Das LVwG Niederösterreich weist direkt gegen Bescheide des Bürgermeisters (im eigenen Wirkungsbereich der Gemeinde) gerichtete Beschwerden weiterhin zurück (LVwG NÖ 20.3.2026, LVwG-AV-240/001-2026 [betreffend Verkehrsmaßnahmen im Bereich der Gemeinde, soweit sie Gemeindestraßen betreffen; soweit sie Landesstraßen betreffen wurde die Beschwerde abgewiesen, weil dazu keine Informationen verfügbar waren] und LVwG NÖ 27.4.2026, LVwG-AV-546/001-2026 [an diesem Fall sind die Ausführungen des LVwG zur Abgrenzung des IFG-Antrags von einem Antrag auf Akteneinsicht interessant: die Behörde meinte, der Antrag würde einen Antrag auf Akteneinsicht darstellen und sei "nicht als Informationsbegehren zu qualifizieren", was vom LVwG verneint wird, und was Auswirkungen auf die nach der Geschäftsverteilung vorzunehmende Zuteilung an den "gesetzlichen Richter" hat]). 

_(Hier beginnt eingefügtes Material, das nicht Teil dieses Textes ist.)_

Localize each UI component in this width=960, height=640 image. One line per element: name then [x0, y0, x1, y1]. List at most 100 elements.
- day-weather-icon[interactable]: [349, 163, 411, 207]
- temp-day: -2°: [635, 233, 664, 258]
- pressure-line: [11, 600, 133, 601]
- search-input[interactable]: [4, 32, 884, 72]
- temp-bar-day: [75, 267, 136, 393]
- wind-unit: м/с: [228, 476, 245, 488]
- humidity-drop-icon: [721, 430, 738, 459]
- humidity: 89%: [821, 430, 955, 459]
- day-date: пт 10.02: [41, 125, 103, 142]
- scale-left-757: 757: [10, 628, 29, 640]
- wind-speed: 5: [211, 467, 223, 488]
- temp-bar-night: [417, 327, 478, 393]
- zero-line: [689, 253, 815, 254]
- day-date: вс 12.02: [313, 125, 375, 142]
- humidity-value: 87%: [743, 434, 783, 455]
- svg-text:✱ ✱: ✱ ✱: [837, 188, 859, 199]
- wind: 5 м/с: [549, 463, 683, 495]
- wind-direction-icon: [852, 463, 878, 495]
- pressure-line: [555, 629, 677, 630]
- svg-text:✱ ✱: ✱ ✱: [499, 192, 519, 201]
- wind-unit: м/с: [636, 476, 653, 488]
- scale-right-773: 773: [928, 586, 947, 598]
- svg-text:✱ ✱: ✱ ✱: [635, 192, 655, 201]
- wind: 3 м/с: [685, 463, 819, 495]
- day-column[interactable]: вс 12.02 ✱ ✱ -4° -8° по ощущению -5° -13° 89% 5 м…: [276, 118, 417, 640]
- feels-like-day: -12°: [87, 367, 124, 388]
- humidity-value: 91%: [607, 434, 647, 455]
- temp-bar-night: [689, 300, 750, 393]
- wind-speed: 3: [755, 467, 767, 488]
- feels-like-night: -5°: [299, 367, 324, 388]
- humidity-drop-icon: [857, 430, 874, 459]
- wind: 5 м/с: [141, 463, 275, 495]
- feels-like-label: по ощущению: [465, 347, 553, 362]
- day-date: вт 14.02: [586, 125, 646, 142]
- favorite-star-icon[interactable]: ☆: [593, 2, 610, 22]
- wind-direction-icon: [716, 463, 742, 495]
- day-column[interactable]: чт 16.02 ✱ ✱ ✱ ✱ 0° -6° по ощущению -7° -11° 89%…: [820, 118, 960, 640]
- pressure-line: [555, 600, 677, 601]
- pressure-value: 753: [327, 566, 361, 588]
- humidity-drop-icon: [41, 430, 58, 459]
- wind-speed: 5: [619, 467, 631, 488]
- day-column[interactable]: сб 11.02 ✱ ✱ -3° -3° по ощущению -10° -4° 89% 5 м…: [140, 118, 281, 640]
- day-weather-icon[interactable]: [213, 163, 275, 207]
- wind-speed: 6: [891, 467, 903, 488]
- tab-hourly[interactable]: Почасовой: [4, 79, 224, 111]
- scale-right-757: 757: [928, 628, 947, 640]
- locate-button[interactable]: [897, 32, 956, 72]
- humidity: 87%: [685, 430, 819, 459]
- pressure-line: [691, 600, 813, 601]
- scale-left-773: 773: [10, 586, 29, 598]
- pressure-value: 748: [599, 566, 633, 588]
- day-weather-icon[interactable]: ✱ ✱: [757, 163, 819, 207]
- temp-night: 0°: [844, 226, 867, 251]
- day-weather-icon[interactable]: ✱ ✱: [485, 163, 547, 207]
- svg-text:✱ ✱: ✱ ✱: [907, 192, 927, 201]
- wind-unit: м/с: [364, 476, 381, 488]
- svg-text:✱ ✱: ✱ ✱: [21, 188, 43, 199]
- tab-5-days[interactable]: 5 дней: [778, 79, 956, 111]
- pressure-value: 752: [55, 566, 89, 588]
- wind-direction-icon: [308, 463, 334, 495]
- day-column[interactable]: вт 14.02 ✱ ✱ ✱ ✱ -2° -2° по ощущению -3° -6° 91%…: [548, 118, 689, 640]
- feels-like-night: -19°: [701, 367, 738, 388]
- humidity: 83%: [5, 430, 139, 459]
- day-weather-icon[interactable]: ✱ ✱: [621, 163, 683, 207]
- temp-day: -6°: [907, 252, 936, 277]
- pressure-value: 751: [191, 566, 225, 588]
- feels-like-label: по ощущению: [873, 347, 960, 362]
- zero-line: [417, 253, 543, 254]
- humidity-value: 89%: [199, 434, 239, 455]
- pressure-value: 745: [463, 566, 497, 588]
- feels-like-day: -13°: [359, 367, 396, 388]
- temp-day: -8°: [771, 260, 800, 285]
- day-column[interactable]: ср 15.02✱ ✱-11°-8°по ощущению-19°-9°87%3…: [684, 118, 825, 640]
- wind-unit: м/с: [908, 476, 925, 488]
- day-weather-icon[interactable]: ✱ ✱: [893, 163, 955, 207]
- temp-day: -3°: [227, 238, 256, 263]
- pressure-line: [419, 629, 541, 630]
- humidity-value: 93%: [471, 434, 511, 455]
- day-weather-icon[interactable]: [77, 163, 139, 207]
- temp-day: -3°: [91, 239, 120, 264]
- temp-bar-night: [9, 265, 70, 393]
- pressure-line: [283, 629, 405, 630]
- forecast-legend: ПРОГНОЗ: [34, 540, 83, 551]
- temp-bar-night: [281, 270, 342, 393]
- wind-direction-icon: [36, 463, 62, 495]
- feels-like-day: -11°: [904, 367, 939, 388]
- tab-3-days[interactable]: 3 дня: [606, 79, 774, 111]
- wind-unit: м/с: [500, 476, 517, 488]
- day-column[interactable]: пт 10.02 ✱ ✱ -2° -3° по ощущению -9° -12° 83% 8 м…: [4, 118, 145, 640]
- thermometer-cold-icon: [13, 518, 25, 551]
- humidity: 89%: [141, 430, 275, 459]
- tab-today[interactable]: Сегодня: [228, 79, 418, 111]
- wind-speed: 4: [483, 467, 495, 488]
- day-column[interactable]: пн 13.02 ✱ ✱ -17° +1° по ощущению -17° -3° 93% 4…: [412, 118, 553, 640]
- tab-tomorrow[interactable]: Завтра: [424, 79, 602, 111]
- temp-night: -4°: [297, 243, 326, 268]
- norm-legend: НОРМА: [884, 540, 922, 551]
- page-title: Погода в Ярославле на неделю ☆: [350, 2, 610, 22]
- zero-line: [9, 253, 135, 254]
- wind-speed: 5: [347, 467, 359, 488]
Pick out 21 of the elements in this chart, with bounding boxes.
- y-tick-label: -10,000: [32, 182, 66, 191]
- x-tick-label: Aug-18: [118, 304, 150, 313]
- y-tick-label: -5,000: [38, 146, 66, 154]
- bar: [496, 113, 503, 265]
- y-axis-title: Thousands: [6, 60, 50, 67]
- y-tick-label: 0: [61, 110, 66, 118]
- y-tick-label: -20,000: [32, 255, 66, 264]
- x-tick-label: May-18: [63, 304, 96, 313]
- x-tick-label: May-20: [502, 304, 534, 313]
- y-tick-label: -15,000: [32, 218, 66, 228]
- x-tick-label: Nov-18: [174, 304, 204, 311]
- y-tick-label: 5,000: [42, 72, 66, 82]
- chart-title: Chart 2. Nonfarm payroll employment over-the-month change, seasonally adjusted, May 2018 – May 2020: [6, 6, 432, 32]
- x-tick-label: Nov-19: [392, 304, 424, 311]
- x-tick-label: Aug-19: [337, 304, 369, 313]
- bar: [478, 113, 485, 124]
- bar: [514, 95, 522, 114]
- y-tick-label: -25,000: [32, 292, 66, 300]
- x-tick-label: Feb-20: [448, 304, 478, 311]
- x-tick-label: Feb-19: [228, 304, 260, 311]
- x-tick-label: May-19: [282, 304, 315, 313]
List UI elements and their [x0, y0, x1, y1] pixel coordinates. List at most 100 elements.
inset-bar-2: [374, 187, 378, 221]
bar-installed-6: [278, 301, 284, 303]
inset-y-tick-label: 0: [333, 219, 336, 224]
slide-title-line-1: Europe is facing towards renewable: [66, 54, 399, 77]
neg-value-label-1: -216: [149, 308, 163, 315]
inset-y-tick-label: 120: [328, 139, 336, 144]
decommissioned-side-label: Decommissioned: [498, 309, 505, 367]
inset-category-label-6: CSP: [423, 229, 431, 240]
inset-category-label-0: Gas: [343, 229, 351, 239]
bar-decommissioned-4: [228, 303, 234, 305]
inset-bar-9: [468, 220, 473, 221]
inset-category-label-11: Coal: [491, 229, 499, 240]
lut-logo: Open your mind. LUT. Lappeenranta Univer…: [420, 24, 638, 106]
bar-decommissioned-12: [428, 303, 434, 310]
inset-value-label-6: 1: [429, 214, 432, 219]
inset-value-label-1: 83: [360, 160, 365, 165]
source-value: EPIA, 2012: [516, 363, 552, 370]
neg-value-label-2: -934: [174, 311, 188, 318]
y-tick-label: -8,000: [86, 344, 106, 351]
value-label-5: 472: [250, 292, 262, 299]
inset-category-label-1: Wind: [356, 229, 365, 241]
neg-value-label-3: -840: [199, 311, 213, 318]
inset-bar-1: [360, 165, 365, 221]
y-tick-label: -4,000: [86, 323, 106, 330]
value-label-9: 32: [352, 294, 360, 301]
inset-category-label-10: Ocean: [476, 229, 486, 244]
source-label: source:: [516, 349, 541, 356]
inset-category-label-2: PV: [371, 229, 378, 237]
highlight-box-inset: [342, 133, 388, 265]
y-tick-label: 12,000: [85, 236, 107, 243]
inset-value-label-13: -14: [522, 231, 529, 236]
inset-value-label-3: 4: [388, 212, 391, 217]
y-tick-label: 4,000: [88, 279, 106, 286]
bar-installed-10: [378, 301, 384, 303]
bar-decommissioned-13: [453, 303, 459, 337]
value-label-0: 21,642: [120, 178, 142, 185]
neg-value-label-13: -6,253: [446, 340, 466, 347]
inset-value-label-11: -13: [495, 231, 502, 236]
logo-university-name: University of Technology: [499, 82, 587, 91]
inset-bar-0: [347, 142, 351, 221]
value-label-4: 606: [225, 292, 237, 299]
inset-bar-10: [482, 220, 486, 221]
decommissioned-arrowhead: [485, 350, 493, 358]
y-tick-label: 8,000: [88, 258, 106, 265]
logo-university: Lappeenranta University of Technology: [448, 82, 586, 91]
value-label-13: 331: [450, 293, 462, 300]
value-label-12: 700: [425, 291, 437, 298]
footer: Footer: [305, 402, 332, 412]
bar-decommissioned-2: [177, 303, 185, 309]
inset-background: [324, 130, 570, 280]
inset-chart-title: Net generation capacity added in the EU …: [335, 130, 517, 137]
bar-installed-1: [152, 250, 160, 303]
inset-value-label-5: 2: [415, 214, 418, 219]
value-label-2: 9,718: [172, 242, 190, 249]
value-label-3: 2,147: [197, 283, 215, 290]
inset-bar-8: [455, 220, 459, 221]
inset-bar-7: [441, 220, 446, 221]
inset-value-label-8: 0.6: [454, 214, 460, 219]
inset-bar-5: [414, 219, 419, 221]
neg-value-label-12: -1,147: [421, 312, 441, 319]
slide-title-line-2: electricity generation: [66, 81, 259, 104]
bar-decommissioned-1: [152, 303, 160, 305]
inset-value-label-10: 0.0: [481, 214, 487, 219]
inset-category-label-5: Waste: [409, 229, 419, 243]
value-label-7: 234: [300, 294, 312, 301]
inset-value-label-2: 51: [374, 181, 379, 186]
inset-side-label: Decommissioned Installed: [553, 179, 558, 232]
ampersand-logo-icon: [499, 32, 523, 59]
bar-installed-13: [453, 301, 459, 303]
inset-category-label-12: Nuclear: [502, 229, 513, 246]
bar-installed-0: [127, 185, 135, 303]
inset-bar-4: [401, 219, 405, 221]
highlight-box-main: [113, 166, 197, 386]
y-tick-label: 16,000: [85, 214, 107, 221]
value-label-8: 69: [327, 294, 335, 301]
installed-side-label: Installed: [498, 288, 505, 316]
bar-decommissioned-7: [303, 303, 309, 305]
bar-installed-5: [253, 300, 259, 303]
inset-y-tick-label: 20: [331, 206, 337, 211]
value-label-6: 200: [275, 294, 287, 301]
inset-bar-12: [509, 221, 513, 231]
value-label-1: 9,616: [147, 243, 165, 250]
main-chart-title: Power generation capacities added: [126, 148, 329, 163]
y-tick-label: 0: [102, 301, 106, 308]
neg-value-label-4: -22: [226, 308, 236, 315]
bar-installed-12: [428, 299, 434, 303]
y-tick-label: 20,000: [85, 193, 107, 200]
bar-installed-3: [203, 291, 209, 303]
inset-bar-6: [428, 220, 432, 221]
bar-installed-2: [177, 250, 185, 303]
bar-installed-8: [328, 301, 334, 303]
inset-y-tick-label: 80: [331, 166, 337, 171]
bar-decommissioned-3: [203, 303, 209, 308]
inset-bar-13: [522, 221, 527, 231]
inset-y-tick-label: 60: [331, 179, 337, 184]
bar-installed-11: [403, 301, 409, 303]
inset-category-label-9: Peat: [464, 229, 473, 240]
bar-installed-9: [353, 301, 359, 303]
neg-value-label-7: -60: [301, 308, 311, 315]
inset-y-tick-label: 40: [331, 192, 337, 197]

In Erledigung einer Säumnisbeschwerde zu einem Informationszugangsantrag in einer Angelegenheit der Kinder- und Jugendhilfe wurde der Antrag vom LVwG Niederösterreich als unzulässig zurückgewiesen, weil das IFG im Hinblick auf die besonderen Informationszugangsregelungen des NÖ KJHG gemäß § 16 IFG nicht anwendbar ist (LVwG Niederösterreich 3.4.2026, LVwG-AV-461/002-2026).

Das Bundesverwaltungsgericht wies eine verfrüht erhobene Säumnisbeschwerde gegen die Präsidentin des Rechnungshofs zurück (BVwG 19.3.2026, W254 2333680-1). 

In Erledigung einer weiteren Säumnisbeschwerde wies das Bundesverwaltungsgericht einen an die BMASGPK gerichteten Antrag auf Informationszugang zurück, weil die BMASGPK für die begehrten Informationen (des AMS) nicht zuständig war (BVwG 11.3.2026, W256 2333044-1). 

Das Bundesverwaltungsgericht hat schließlich auch einen Antrags auf Streitentscheidung nach § 14 IFG wegen Verspätung zurückgewiesen (BVwG 19.3.2026, W256 2328940-1; Fristbeginn mit Erhalt der Mitteilung, dass eine Information nicht erteilt wird).